Hace 8 años atrás, en medio de la campaña política que catapultó a Dilma Rousseffa convertirse en la primera mujer presidenta de Brasil, publiqué en este mismo espacio una columna laudatoria de lo que hasta entonces se percibía como el milagro económico brasileño bajo la gestión de su antecesor Luiz Inácio Lula da Silva y su Partido dos Trabalhadores (consúltese columna “Se busca un Lula da Silva” 15 de octubre de 2010 reproducida en las páginas 232-33 de mi libro “En la encrucijada: pensamientos y reflexiones (Ediciones Callejón, 2015).

El Brasil de octubre de 2010 era uno que se proyectaba ante el mundo de forma sumamente positiva: líder de los países en desarrollo (junto a Rusia, India, China y Sudáfrica), beneficiario de una tasa anual de crecimiento económico de más del 10% y de índices de desempleo y desigualdad cada vez menores. Durante el periodo que va de 2002 a 2010 se llegó a estimar en sobre 20 millones la cantidad de brasileños que de forma exitosa habían transitado de la más abyecta pobreza e indefensión al mercado laboral.

Tan conmovedora era la narrativa brasileña de entonces, que pronto la figura de Lula rebasó las fronteras de Brasil, y de los movimientos socialdemócratas regionales, para adquirir dimensiones de líder global – referente obligado de sus pares en la América Latina, el Caribe, Asia, África y el resto del mundo en desarrollo.

¿Y qué pasó con el milagro brasileño?

Implosionó.

¿Y por qué?

Por lo de siempre: la corrupción, la politiquería y la podredumbre moral que carcome las entrañas de los partidos políticos enquistados ilimitadamente en el poder.

¿Y dónde está Lula?

Preso en una oscura cárcel en la ciudad de Curitiba.

¿Y qué pasó con Dilma?

Fue destituida de la presidencia en 2016.

¿Y qué fue de Brasil en las elecciones de 2018?

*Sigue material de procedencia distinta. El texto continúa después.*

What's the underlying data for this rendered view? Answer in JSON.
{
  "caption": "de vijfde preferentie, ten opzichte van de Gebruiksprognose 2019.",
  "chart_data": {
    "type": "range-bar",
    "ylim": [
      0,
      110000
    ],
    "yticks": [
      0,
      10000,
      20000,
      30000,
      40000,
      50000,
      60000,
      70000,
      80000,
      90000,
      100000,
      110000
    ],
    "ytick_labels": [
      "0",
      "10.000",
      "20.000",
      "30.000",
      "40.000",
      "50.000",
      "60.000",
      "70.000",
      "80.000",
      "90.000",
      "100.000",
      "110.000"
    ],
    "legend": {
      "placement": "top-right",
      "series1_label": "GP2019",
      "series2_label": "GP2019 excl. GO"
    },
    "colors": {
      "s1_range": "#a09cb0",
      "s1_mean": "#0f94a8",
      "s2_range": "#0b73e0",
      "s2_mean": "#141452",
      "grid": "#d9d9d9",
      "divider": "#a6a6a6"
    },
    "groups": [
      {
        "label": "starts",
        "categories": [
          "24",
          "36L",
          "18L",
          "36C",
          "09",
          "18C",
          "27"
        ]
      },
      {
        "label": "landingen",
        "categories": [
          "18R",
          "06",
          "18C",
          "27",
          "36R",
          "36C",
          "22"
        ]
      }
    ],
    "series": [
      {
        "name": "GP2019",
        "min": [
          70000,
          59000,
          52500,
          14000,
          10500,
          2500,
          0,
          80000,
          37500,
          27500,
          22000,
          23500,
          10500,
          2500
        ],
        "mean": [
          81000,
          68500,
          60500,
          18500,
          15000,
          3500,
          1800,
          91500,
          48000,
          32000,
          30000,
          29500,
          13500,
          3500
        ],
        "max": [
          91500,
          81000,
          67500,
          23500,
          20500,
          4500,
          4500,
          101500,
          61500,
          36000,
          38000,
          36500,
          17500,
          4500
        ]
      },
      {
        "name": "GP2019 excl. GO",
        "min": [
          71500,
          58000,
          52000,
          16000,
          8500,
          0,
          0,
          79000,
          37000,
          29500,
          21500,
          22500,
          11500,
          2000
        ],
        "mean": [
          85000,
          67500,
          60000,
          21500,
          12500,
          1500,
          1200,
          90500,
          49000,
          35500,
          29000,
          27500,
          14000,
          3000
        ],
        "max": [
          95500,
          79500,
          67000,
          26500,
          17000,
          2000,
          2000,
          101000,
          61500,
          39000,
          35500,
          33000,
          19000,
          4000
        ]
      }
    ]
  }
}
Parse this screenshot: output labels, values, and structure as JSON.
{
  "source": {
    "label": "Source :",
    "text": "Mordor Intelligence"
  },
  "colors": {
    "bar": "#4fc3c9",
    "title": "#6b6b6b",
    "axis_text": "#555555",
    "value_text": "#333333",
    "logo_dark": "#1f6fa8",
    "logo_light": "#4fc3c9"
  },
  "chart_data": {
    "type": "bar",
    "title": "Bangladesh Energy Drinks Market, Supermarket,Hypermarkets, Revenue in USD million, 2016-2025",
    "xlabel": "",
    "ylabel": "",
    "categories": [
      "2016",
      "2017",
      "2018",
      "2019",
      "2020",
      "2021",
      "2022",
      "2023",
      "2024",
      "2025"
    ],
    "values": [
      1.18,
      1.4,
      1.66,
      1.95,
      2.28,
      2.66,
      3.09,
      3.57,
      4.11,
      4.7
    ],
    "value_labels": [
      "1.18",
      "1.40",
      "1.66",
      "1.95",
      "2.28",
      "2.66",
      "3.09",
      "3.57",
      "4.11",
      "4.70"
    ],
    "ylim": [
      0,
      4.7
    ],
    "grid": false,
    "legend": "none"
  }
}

Cayó en manos de un loco de nombre Jair Messias Bolsonaro.

¿Loco?

Efectivamente.

¿Por qué?

Veamos.

Sobre los homosexuales ha dicho Bolsonaro: “sería incapaz de amar a un hijo homosexual, prefiero que un hijo mío muera en un accidente a que aparezca con un bigotudo por ahí”.

Ya Bolsonaro había advertido: “no voy a combatir ni discriminar, pero si veo a dos hombres besándose en la calle los voy a golpear”.

El flamante presidente electo de Brasil acto seguido disparó: “el 90% de los hijos adoptados por parejas de un mismo sexo van a ser homosexuales y se van a prostituir, con toda seguridad”.

A la diputada y ministra de derechos humanos de Brasil (María do Rosário) le había dicho: “no mereces ser violada, eres muy mala y muy fea, no eres de mi gusto, no soy violador, pero si lo fuera no te iba a violar porque no te lo mereces”.

Sobre los negros ha dicho, entre otras cosas, que muchos de ellos son vagos que “ni sirven para procrear”.

Sobre la abusiva y desacreditada dictadura militar que controló Brasil de 1964 hasta 1985, Bolsonaro ha dicho que su error fue “torturar y no matar”.

Asimismo, sus íconos son los más infames portaestandartes de la derecha global Donald Trump, Marine Le Pen, Matteo Salvani, Viktor Orbán y el estrafalario presidente filipino Rodrigo Duterte (quien llamó a Obama y al Papa Francisco hijos de perra a la vez que alabó a Hitler al acceder al poder en Manila).

Sobre si Bolsonaro será capaz de reactivar la principal economía latinoamericana — hoy venida a menos con un crecimiento económico de apenas un 1% y un desempleo de sobre el 12% – solo el tiempo dirá.

Pero de lo que ya no cabe duda alguna es que estamos ante la resurrección del pavoroso fantasma del fascismo. La masacre en la sinagoga de Pittsburgh, el envío de explosivos a mansalva a los opositores políticos y mediáticos de Trump, la cobarde tortura y vil descuartizamiento del periodista Jamal Khashoggi en pleno consulado saudí en Estambul y los resultados electorales en Brasil, Suecia, Alemania, Italia, Austria, entre otros, hablan por sí solos.

Es sobre esa batalla ideológica que pende hoy la supervivencia de nuestros más preciados derechos libertarios.